Paul Paquet, an ecologist who investigated the case, blamed the attack on wolves losing their natural fear of people.
After three wolves were hunted down and killed as the prime suspects, Mr Paquet warned that humans eating and walking near the animals could prompt more attacks.
While wolves have been successfully reintroduced across much of Europe — Paul Lister has worked with the Carpathian Wolf Sanctuary in Romania, where more than 3,000 of the creatures roam —there has been fury among farmers in the Pyrenees about hundreds of sheep being savaged and driven over cliffs in panic while being stalked by wolf packs.
Yet Lister dismisses the prospect of attacks on humans, stressing that the 120-mile electric fence will keep people safe.
'The animals will also have satellite chips stitched under their skin,' he said. 'There's no way they are going anywhere. We will know where they are at all times. And if they did kill a sheep? How much is a sheep worth? £20? I'll pay any farmer for any losses. We need to embrace the future.
'We need to make sacrifices if we are to preserve these animals for our children.'
But, on these lands there is another species that is treated with almost as much suspicion and fear as any wild beast: the wealthy English male, determined to 'transform' the Scottish Highlands.
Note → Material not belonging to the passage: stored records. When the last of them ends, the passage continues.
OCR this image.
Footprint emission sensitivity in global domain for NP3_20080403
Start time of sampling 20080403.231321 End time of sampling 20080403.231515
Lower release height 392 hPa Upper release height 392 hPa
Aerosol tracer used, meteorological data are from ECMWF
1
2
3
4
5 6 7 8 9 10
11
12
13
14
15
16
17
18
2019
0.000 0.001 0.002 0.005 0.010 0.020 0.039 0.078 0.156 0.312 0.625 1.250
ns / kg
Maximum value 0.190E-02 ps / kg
At Croik Church, a sacred place to Highlanders and less than five miles from Alladale, signatures can still be found scratched on the windows by people seeking sanctuary after being driven off their land by rich, often English owners — to be replaced with sheep. The Highland Clearances, which saw hundreds of thousands evicted, were brutally carried out by landlords in 1845 in Sutherland.
Families were split up. Some were shipped to Canada; others went to Australia and New Zealand. Communities were destroyed.
Even the correspondent of The Times, writing of the events of Monday June 2, 1845, was shocked by the cruelty of the evictions: 'It was the most wretched spectacle to see these people march out of the Glen in a body, with two or three carts filled with children, many of them infants.'
To this day, there is a historical distrust of English landowners. Despite the stunning landscapes, rates of unemployment, suicide and alcoholism are higher in the Highlands than anywhere in Western Europe. And some still blame the destruction of their communities on rich men more interested in animals than people.
Cameron McNish, the Scottish mountaineer and author, is suspicious — not least over the fact that it will cost up to £27,000 a week for parties of 16 to view the wolves, pricing out 'ordinary' people. He believes other rich landowners will use the wolf scheme as a precedent to keep the 'ordinary' British public off their land — despite the right to roam being enshrined in Scottish law.
'It wouldn't be long before other landowners thought up similar schemes, many of which would be with the purpose of keeping the public out,' said Mr McNish. 'It would be like the start of the Victorian sporting estates all over again with the downside that such areas would be reserved for a few wild animals and the privileged few who were willing to pay for access.'
Back at Alladale Lodge, Paul Lister disagreed, saying the project will provide around 300 full-time jobs. 'We will be putting permanent jobs into this area and showing people that we don't have to live in the past.
'More than 20,000 people will visit, transforming the area. We will sell tickets for the day. This will be about me putting something back.'
Having recently been granted a licence to keep wild animals on his estate, one day soon Paul Lister hopes to retire to bed at Alladale with the howls of grey wolves ringing around the mountains.